Place your command pipeline in the file a1q1f.txt.
(g) Out of the first 20 lines of myfile.txt, how many contain at least one digit? Place the
command pipeline that prints this number in the file a1q1g.txt.
(h) Print all (non-hidden) files in the current directory that start with a, contain at least
one b, and end with .c. Place your command pipeline in the file a1q1h.txt.
(i) Print a listing, in long form, of all non-hidden entries (files, directories, etc.) in the
current directory that are executable by at least one of owner, group, other (the other
permission bits could be anything). Do not attempt to solve this problem with find.
Place your command pipeline in the file a1q1i.txt.
1
(j) Before attempting this subquestion, do some reading (either skim the man page or have
a look on the Web) on the awk utility. In particular, be sure you understand the effect
of the command
awk ’{print $1}’ < myfile.txt
Give a Linux pipeline that gives a sorted, duplicate-free list of userids currently signed
on to the (school) machine the command is running on.
Place your command pipeline in the file a1q1j.txt.
2. For each of the following text search criteria, provide a regular expression that matches the
criterion, suitable for use with egrep. Your answer in each case should be a text file that
contains just the regular expression, on a single line (again, use wc to verify this). If your
pattern contains special characters, enclose it in quotes.
(a) Lines that contain both cs246 and cs247.
Place your answer in the file a1q2a.txt.
(b) Lines that contain nothing but a single occurrence of laughter, where laughter is defined
as a string of the form Hahahahahahahahahahahahahaha!, with arbitrarily many ha’s.

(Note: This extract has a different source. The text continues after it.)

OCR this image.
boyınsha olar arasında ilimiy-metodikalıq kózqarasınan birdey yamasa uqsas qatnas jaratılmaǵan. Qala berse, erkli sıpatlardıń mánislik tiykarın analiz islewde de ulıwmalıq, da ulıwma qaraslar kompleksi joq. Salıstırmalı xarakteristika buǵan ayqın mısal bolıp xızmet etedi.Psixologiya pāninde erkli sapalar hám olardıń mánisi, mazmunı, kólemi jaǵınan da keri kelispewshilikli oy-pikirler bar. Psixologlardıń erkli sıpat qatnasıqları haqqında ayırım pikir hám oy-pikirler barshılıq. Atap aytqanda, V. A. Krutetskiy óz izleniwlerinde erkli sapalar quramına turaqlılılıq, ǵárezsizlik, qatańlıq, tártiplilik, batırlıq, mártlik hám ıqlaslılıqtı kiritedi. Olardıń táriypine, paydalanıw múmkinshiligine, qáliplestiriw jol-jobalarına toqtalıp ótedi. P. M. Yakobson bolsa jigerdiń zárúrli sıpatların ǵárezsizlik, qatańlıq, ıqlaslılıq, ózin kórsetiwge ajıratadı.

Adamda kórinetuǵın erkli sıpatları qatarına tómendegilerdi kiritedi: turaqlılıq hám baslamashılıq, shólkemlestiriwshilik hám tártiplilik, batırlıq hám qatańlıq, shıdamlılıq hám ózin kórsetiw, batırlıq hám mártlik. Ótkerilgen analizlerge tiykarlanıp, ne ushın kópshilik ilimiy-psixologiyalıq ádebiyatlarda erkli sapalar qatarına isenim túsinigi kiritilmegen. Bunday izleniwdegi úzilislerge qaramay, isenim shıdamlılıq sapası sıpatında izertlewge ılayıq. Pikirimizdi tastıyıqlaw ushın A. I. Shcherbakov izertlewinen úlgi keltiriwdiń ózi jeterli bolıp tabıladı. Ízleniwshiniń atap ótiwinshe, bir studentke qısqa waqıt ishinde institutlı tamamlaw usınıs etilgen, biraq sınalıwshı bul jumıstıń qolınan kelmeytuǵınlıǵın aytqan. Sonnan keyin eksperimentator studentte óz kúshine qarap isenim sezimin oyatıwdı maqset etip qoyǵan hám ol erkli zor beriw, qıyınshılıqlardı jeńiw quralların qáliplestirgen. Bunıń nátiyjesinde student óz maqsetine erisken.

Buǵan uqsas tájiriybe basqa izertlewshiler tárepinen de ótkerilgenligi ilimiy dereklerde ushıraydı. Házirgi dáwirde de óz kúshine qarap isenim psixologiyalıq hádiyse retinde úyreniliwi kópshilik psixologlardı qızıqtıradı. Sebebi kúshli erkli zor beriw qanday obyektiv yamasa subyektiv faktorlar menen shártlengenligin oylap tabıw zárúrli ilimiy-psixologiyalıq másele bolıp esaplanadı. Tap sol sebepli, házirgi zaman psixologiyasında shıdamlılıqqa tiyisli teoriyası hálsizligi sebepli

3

Place your answer in the file a1q2b.txt.
(c) Lines that contain nothing but a single occurrence of generalized laughter, which is
like ordinary laughter, except that there can be arbitrarily many (but at least one) a’s
between each pair of consecutive h’s. (For example: Haahahaaaa!) Place your answer
in the file a1q2c.txt.
(d) Lines that contain at least one a and at least two b’s.

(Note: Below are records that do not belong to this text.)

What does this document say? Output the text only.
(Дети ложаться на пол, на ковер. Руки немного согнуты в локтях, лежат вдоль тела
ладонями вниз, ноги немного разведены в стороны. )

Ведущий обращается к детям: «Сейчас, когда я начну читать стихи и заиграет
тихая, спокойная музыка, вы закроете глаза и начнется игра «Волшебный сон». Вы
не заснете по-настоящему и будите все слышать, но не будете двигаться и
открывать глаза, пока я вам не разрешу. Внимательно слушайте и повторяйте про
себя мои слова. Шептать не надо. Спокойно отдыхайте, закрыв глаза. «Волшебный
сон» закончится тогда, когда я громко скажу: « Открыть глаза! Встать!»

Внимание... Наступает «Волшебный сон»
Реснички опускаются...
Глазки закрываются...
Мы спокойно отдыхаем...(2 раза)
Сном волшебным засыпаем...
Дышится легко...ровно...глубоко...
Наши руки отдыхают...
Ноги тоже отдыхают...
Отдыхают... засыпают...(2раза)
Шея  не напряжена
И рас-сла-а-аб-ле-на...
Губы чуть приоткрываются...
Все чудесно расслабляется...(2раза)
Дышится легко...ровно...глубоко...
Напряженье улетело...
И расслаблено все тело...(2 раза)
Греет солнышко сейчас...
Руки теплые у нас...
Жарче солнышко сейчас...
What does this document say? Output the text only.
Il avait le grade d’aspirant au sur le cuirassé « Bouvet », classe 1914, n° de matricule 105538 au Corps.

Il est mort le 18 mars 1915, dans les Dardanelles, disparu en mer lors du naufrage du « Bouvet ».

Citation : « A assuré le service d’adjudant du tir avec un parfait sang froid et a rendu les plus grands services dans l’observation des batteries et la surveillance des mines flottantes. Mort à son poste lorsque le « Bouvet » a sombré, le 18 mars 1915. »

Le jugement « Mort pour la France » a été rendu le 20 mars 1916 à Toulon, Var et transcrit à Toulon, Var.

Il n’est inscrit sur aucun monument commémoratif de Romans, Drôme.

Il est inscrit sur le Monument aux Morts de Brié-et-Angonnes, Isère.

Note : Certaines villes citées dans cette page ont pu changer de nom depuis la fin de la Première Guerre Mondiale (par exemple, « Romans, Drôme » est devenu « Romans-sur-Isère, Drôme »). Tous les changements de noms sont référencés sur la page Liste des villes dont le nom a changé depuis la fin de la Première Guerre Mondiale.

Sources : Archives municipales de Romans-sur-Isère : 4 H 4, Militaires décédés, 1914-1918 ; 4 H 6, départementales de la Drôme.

Place your answer in the file a1q2d.txt.
(e) Lines consisting of a definition of a single C variable of type int, without initialization,
optionally preceded by unsigned, and optionally followed by any single line // comment.
Example:
int varname; // comment
You may assume that all of the whitespace in the line consists of space characters (no
tabs). You may also assume that varname will not be a C keyword (i.e., you do not
have to try to check for this with your regular expression). Place your answer in the file
a1q2e.txt.
3. Write a Bash script called findGreater that is executed as: ./findGreater myword file1 file2
where myword is a sequence of non-whitespace characters, and file1 and file2 are names
of text files in the current directory. The script prints the name of the file that contains a
larger number of lines with the occurrence of the word myword. If the files have the same
number of lines that contain occurrences of the provided word, the script prints file1 followed by a single space and then file2. In all cases, the script produces a single line of
output to standard output. You may assume that the user will call this script correctly; no
error checking is needed. Using the provided file1.txt and file2.txt, the following shows
some example runs of the script (lines not starting with a $ are the output produced by the
command executed in the previous line):
$ ./findGreater thousand file1.txt file2.txt
file2.txt
$ ./findGreater be file1.txt file2.txt
file1.txt file2.txt
$ ./findGreater Hello file1.txt file2.txt
file1.txt file2.txt
$ ./findGreater thought file1.txt file2.txt
file1.txt
$ ./findGreater thought file2.txt file2.txt
file2.txt file2.txt
Testing tools
Note: the scripts you write in the following questions will be useful every time
you write a program. Be sure to complete them! In this course, you will be responsible for your own testing. As you fix bugs and refine your code, you will very often need
to rerun old tests, to check that existing bugs have been fixed, and to ensure that no new
bugs have been introduced. This task is greatly simplified if you take the time to create a
formal test suite, and build tools to automate your testing. In the following questions, you
will implement such tools as Bash scripts.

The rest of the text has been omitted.